Bloomberg reported Monday that although it’s been eight months since S&P cut the French down to size, creditwise, investors have paid little or no attention and instead have been eager to invest in the country’s debt, driving yields down with their enthusiasm.

Standard & Poor’s downgraded France to AA+ from AAA back in January, along with rate cuts to eight other eurozone countries. The ratings agency cited the failure of policymakers to control the debt crisis in Europe and added that some countries’ refinancing costs could stay high.

But that has not been the case. France’s yields on 10-year bonds have dropped faster than the yields on either Bunds or Treasuries, and its 1.07 trillion euros ($1.4 trillion) in debt maturing in a year or more has gained 7.4%. That’s more than double the returns for the rest of the global government bond market, and even tops Britain, Germany and Australia.

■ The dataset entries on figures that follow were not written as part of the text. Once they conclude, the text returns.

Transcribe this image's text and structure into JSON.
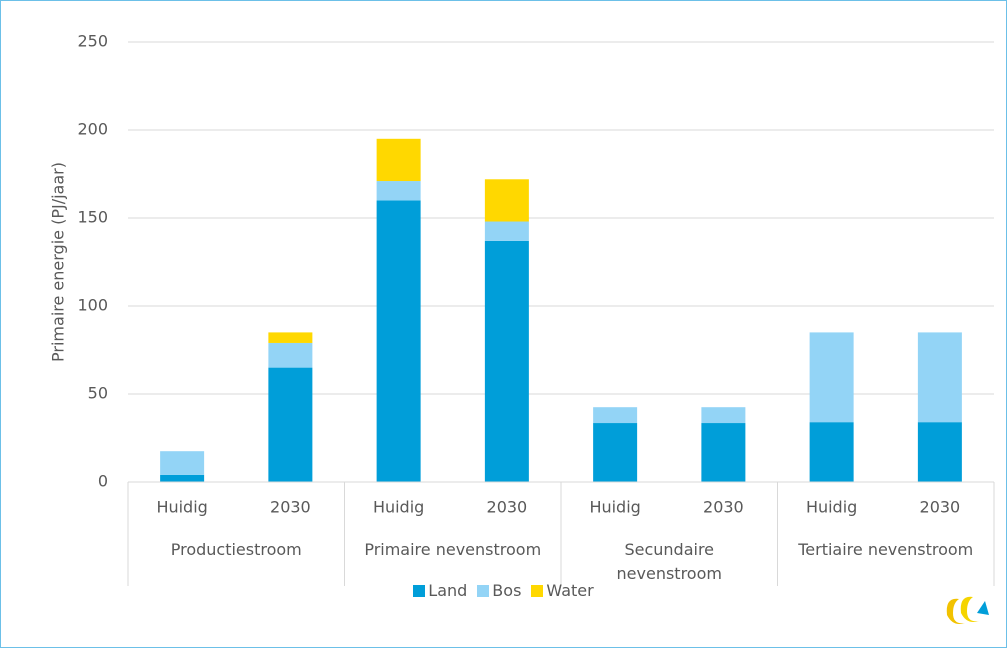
{
  "chart_data": {
    "type": "stacked_bar",
    "ylabel": "Primaire energie (PJ/jaar)",
    "categories": [
      "Huidig",
      "2030",
      "Huidig",
      "2030",
      "Huidig",
      "2030",
      "Huidig",
      "2030"
    ],
    "groups": [
      "Productiestroom",
      "Primaire nevenstroom",
      "Secundaire nevenstroom",
      "Tertiaire nevenstroom"
    ],
    "series": [
      {
        "name": "Land",
        "color": "#009ed9",
        "values": [
          4,
          65,
          160,
          137,
          33.5,
          33.5,
          34,
          34
        ]
      },
      {
        "name": "Bos",
        "color": "#93d4f6",
        "values": [
          13.5,
          14,
          11,
          11,
          9,
          9,
          51,
          51
        ]
      },
      {
        "name": "Water",
        "color": "#ffd800",
        "values": [
          0,
          6,
          24,
          24,
          0,
          0,
          0,
          0
        ]
      }
    ],
    "ylim": [
      0,
      250
    ],
    "yticks": [
      0,
      50,
      100,
      150,
      200,
      250
    ],
    "grid": true,
    "legend": "bottom"
  }
}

France isn’t the only one, either. The U.S. lost its AAA credit rating after the budget standoff in 2011, but its borrowing rates instead of soaring have plummeted. Bloomberg data show that government bonds react about half the time in the opposite way to what was expected, rendering such ratings, if not moot, at least questionable.

“Ratings companies are losing credibility,” said Shinji Kunibe in the report. Kunibe, chief portfolio manager for fixed-income investment in Tokyo at Nissay Asset Management Corp., which oversees the equivalent of $66 billion, was quoted saying, “Nations like France that are rated AA are regarded as totally safe.”

President Francois Hollande isn’t resting on his laurels, however. He said in the report, “The state borrows on the market at rates that are historically low. I’m proud that France is among countries that has the capacity to borrow at such low rates, but we can’t just bank on this situation.” The cost of France’s debt service, nonetheless, has fallen; this year such payments will total 47.4 billion euros, instead of the estimate made by the Finance Ministry in September of last year that they would reach 48.8 billion euros.